A tube strike is set to go ahead in August over proposals to scrap the Night Tube train driver’s pay grade after discussions broke down between the union and London Underground.
The changes would mean that instead of having a separate role for Night Tube train operators, all drivers would be expected to work a combination of normal and night shifts.
Strike action was first proposed earlier this month but the Rail, Maritime and Transport (RMT) union, which represents tube drivers, has now confirmed it will go ahead next month.
The union has asked all drivers not to book into work after midday for 24 hours on four separate days, the August 3rd, 5th, 24th and the 26th.
The union says London Underground aims to axe the grade in a cash led move which will threaten the loss of 200 positions and destroy the work-life stability of 3,000 Tube drivers.
Strikes had been announced earlier this month but both parties had entered into negotiations through the Advisory, Conciliation and Arbitration Service (ACAS), to reach an agreement.
However, the union has said that these talks had been unsuccessful and so have confirmed the strike action will go ahead.
The National Union of Rail, Maritime and Transport Workers (RMT) General Secretary Mick Lynch said that the RMT was annoyed and frustrated at the Tube bosses’ unwillingness to engage in constructive talks through the officer of ACAS that could settle the argument.
He said that London Underground’s plans to rip up an agreement that protects 3,000 Tube driver’s work-life balance has created uproar in the depots amongst drivers and that this was a breach of trust by an out of touch management that abolishes the part-time jobs of workers, largely women, who rely on the flexibility and security they allow while they balance other commitments.
He said that it was an equality issue that the London Mayor should have been taking seriously and raising directly with his London Underground senior management and that the RMT had made serious proposals and a resolution to the dispute that was available through discussion.
And he said that the LU Management needed to come back to the table to circumvent the need for strike action and that the union remains available for serious and constructive discussions.
However, many people are working from home now, and this strike will have minimal impact.
In time, of course, they will have driverless trains and the technology is already in place, and we now have the capability and it appears to work perfectly in other nations, but then this will enable the government to rip up workers rights and decent salaries, and our government needs to realise this if they want the country to be prosperous, which clearly, they don’t.
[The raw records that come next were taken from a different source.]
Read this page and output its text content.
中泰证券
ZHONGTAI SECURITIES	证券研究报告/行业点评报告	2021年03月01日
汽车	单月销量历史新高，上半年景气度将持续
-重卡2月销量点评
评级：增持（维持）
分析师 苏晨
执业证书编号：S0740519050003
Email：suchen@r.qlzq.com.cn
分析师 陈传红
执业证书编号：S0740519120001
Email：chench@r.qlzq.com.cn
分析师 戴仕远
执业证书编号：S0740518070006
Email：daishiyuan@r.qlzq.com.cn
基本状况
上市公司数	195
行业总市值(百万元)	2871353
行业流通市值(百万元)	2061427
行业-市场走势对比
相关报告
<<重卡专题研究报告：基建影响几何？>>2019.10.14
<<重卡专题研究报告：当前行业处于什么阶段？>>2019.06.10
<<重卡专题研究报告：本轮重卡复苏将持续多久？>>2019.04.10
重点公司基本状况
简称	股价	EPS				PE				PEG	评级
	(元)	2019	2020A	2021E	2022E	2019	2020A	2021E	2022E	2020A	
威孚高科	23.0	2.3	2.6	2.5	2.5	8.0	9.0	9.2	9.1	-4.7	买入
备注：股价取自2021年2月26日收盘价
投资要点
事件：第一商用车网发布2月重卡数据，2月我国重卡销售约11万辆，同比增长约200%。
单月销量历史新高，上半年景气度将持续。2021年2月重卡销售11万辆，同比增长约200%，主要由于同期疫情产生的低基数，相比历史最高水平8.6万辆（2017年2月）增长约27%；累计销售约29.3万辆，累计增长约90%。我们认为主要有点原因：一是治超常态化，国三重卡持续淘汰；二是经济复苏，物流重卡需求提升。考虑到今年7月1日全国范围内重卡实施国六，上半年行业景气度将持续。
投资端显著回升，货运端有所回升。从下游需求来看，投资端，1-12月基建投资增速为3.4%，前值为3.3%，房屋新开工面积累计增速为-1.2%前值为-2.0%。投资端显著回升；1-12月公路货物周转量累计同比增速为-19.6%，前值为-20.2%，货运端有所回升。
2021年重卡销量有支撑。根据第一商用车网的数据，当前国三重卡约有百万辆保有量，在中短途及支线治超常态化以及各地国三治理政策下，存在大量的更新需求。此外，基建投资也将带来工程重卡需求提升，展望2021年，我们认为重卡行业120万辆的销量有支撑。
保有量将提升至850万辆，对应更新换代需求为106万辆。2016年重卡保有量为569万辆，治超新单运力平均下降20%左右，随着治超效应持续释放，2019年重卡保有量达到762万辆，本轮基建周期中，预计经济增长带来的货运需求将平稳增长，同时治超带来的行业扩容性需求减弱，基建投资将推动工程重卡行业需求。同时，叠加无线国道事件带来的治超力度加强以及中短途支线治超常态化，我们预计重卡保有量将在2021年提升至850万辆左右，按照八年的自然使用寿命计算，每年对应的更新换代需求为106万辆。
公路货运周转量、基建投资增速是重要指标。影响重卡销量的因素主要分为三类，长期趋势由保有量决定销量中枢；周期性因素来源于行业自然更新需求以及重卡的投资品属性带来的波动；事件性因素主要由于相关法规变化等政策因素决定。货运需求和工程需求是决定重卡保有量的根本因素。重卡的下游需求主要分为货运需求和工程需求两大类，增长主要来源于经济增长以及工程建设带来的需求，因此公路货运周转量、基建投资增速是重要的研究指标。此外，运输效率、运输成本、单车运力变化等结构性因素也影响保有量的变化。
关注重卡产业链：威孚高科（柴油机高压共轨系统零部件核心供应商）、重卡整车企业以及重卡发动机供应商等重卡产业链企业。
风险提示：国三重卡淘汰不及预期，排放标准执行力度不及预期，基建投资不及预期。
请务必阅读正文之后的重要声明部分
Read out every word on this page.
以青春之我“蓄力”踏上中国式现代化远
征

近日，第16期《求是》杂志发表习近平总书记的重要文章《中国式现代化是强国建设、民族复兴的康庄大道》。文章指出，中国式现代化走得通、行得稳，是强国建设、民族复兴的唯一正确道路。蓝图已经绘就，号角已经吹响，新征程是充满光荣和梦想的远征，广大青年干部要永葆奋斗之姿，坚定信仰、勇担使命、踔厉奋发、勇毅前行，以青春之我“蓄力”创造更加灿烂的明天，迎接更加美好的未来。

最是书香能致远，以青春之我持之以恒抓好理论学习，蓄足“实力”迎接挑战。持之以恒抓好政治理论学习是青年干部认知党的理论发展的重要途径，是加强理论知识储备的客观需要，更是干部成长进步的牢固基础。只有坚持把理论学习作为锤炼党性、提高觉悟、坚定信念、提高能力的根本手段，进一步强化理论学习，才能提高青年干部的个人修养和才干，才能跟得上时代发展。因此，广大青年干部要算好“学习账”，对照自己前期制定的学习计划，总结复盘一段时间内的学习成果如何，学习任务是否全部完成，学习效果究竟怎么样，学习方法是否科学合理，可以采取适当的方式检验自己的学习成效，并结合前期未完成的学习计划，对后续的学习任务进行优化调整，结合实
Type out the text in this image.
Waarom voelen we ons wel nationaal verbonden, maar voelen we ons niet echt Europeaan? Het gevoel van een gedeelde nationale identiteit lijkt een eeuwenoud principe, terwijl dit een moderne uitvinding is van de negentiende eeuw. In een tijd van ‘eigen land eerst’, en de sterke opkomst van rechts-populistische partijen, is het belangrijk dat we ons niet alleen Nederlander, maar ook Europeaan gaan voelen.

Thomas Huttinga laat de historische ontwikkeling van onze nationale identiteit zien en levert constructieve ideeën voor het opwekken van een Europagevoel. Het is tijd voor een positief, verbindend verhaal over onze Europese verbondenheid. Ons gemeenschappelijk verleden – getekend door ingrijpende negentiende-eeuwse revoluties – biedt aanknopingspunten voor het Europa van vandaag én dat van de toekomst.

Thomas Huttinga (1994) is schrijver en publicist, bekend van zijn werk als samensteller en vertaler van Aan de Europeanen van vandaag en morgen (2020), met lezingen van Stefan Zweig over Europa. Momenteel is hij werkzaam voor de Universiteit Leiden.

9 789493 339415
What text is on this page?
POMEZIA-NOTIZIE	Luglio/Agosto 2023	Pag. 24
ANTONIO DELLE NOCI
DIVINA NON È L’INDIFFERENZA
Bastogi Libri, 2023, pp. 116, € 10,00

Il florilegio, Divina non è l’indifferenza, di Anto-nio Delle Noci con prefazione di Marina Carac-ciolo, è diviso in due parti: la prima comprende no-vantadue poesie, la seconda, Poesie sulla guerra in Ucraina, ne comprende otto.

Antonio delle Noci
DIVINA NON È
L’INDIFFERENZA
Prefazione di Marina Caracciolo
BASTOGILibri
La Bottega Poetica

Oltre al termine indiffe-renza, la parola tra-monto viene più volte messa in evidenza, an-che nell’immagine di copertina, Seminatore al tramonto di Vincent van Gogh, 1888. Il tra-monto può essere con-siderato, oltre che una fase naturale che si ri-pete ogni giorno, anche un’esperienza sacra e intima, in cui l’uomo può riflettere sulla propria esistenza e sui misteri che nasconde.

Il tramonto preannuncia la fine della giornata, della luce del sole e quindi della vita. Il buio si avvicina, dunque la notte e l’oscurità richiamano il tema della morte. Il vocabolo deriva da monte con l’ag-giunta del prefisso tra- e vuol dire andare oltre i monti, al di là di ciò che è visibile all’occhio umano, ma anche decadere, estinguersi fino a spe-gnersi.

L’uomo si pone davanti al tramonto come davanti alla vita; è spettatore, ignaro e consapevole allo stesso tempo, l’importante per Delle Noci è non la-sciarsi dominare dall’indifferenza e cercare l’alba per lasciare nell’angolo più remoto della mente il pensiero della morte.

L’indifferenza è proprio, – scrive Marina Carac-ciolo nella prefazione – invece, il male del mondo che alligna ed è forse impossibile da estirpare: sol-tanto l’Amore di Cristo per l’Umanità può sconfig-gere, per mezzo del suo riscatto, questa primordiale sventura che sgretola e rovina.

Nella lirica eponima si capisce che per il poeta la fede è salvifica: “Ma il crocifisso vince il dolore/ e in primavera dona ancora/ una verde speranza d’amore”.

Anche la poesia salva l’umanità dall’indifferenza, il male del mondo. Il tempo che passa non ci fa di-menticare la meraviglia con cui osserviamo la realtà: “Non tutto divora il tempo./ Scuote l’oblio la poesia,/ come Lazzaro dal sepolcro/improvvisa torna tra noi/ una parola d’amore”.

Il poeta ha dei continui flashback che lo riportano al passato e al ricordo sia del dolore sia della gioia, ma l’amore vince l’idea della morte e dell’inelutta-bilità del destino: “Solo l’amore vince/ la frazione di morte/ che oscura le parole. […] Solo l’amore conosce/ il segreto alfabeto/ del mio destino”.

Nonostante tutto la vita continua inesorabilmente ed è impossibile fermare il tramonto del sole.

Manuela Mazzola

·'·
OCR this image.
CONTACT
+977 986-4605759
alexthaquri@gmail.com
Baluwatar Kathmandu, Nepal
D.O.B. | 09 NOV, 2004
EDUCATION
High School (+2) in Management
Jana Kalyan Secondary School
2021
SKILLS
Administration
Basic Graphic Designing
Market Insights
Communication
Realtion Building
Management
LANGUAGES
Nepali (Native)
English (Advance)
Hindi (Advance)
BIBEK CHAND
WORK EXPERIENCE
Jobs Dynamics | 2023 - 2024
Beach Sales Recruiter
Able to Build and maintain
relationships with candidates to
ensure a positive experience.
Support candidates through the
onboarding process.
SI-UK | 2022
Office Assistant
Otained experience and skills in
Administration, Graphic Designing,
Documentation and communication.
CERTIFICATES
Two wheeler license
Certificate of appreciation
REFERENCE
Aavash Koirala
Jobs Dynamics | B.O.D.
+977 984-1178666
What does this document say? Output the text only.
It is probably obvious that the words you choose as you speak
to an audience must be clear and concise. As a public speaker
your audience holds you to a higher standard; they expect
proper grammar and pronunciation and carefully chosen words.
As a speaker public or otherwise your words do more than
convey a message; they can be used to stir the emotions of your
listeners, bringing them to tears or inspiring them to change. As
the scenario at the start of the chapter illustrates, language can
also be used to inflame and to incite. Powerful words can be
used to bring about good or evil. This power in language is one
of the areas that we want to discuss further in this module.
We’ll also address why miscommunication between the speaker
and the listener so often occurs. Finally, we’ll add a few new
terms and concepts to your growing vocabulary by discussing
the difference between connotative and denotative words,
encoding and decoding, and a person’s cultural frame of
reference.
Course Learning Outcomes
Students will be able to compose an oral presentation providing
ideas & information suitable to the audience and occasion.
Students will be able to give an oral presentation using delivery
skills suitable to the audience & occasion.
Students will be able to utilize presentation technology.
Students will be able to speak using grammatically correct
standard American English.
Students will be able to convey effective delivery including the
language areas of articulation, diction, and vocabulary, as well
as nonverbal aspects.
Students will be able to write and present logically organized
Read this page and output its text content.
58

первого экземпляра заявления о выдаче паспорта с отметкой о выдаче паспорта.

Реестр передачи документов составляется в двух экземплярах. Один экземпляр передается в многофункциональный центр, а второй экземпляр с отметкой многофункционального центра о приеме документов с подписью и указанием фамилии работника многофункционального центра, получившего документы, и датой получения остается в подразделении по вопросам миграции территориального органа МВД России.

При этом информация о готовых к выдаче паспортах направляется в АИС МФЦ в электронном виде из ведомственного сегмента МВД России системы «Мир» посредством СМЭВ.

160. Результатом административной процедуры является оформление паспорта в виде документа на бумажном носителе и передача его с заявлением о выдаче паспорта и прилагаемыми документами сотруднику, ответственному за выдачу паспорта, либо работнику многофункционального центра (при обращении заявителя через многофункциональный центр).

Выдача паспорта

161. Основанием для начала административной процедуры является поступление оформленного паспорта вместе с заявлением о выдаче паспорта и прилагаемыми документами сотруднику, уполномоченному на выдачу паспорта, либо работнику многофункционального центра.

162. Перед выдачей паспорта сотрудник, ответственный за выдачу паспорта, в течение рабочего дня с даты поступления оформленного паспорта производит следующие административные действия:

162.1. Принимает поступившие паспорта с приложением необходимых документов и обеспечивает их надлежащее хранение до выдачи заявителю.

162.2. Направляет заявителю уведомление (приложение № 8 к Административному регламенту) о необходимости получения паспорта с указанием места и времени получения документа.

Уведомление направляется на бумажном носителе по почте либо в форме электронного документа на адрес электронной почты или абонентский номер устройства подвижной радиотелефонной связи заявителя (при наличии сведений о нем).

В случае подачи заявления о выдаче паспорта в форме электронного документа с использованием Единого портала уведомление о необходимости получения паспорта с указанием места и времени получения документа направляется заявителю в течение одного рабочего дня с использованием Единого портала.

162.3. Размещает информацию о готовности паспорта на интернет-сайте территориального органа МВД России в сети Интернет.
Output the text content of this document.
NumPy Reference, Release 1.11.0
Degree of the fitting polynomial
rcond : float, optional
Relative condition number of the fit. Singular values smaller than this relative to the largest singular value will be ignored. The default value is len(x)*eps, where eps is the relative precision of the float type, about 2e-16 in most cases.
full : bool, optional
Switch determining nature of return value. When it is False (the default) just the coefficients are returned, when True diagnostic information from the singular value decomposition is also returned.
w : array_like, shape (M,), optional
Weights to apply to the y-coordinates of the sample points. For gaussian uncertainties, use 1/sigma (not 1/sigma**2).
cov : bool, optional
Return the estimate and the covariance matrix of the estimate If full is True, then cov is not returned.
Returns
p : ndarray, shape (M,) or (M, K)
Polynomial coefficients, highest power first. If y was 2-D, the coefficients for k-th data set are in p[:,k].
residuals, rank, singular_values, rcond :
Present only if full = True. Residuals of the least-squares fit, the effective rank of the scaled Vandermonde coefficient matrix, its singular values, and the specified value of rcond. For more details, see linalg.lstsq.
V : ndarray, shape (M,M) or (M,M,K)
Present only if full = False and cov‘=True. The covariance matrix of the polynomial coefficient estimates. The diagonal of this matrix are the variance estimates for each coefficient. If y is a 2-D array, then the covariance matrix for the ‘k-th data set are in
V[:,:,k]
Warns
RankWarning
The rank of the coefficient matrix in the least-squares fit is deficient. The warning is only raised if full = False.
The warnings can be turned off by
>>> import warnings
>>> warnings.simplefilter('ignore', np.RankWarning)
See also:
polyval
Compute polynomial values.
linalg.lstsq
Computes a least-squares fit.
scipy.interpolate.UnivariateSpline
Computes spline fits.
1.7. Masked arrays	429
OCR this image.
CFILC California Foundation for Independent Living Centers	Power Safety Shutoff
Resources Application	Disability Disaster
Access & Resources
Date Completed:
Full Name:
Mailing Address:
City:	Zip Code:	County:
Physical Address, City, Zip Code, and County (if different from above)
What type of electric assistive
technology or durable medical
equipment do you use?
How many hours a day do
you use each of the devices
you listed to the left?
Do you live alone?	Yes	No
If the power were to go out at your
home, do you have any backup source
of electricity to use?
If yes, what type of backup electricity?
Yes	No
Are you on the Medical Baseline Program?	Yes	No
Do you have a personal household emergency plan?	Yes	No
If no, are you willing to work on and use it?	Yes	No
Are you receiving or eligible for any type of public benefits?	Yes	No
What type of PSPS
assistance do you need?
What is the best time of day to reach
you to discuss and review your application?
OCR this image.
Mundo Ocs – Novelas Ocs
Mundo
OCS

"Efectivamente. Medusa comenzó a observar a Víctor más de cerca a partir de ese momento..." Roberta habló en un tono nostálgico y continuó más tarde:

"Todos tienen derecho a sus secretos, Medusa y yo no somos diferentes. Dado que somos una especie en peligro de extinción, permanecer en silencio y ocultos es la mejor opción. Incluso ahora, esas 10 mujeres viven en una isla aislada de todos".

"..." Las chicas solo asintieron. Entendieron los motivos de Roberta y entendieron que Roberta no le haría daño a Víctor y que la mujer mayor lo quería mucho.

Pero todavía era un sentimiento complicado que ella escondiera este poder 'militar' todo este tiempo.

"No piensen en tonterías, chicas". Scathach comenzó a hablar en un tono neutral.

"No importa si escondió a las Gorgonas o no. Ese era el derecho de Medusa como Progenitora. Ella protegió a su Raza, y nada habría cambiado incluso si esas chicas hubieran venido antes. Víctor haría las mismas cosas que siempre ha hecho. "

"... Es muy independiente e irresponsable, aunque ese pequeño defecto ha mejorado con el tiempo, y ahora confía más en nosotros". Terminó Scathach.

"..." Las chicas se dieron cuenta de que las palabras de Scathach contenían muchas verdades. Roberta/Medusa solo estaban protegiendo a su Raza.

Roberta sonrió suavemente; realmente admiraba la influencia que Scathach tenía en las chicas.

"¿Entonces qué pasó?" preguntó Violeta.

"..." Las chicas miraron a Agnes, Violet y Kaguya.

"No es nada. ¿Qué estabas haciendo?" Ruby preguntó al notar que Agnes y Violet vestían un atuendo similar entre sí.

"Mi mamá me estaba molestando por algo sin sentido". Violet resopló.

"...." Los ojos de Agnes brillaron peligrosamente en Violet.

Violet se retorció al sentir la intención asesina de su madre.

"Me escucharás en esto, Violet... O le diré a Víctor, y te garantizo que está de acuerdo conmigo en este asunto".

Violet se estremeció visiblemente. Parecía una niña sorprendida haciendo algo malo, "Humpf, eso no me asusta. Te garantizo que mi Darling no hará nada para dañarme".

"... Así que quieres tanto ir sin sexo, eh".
Pilots can now fly in a storm and allow the autopilot to land the aircraft with a perfect touchdown, so, therefore, realising that we don’t need pilots and when driverless vehicles are mainstream we won’t need delivery drivers, so just what are they going to do with all the surplus labour?
This isn’t the time for another strike, particularly when we need this country up and running, but perhaps, it just means that this country is returning to normal.
However, a strike is sometimes the only way that the working class can fight against the oppression and tyranny of the capitalist elites, and why shouldn’t people that have to work unsociable hours be paid more money? It seems quite fair to me.